Danimarkalı yazar Hans Christian Andersen’in yaygın adıyla Andersen’den Masalları’ndan biri olan Kral Çıplak‘ı hepiniz biliyorsunuzdur.
Bilmeyenler bir de benden dinlesinler. Peşin peşin söyleyeyim; hikayenin günümüzdeki olaylarla hiçbir bağlantısı yoktur.
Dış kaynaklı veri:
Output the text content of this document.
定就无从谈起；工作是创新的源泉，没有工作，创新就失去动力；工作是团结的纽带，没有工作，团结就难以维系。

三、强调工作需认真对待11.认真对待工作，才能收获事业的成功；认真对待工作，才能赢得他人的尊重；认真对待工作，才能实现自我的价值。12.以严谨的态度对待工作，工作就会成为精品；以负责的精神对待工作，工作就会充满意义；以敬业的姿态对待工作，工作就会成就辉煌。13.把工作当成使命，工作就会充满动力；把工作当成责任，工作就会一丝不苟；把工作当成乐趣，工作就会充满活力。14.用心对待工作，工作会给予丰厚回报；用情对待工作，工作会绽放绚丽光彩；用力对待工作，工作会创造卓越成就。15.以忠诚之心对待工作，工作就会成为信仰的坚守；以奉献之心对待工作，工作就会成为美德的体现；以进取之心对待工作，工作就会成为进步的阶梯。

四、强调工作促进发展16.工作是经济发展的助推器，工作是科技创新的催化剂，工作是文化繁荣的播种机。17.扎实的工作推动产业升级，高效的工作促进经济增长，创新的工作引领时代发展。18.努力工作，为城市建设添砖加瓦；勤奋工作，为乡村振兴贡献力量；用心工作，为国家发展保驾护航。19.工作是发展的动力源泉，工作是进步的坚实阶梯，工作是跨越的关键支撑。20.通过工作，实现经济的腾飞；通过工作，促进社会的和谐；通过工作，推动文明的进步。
Eğer kafanızda başka şeyler canlanırsa o tamamen sizin fesatlığınızdan kaynaklanmaktadır.
Uzak diyarlarda bir ülkenin süsüne düşkün bir kralı varmış, güzel elbiseler giyerek binlerce odalı sarayında şatafat içinde yaşamayı itibar sanırmış.
Çevresinin goygoyuyla en iyi kılıcı kullandığına, en iyi okçu olduğuna, at binmede bir numara olduğuna, en büyük hazineye kendisinin sahip olduğuna, civar krallıkların krallığını kıskandığına falan inanırmış.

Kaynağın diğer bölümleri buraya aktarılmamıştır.